I (27) am seeing a girl (25) since about 3 months. We have sex like once a week. A few weeks ago we had a talk where we are going and I just said that I enjoy time with her and I am only seeing her at the moment (which is true) and she said the same but wanted me to tell her if I want to be exclusive. We continued to meet, have sex cuddle but since a few days she started to text less and seemed a little distant over text. She used to message me every day and send me random stuff. Now it seems like we are going back to the "hey how are you" smalltalk kind of texting like in the beginning. I also noticed that she messaged with another guy (it seemed like they wanted to meet up like "tomorrow is fine for me" but I dont know the context could also be a friend or whatever) when she was lying on my chest after sex.
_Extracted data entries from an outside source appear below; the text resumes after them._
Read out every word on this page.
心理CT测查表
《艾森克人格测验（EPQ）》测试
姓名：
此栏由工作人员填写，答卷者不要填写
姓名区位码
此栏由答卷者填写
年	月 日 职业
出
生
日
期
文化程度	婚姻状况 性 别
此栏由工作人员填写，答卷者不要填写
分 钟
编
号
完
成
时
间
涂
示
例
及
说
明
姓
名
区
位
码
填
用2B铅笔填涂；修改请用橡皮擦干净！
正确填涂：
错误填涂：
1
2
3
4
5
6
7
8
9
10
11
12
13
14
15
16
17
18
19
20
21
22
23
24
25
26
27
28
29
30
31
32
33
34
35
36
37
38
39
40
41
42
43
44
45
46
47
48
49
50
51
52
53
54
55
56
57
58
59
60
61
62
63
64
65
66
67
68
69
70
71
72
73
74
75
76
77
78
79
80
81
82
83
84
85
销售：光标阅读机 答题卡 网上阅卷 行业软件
When we meet she is all over me and she always want to meet up when I ask but she seemed less keen (at least in my mind). I dont know If I am overreacting because of some subtle things or she is pulling away. I dont want to be needy and push her away but it messes with my mind. I am afraid that she is getting bored. Everytime I get a message from her its like a push for my self esteem and when she does not it pre occupies my mind. I have the feeling that this is the beginning of the end even though everytime we are together everything is fine. I dont know if I am just panicking.
What is my problem? Do I have low self esteem? To needy? Not cool enough? What should I do?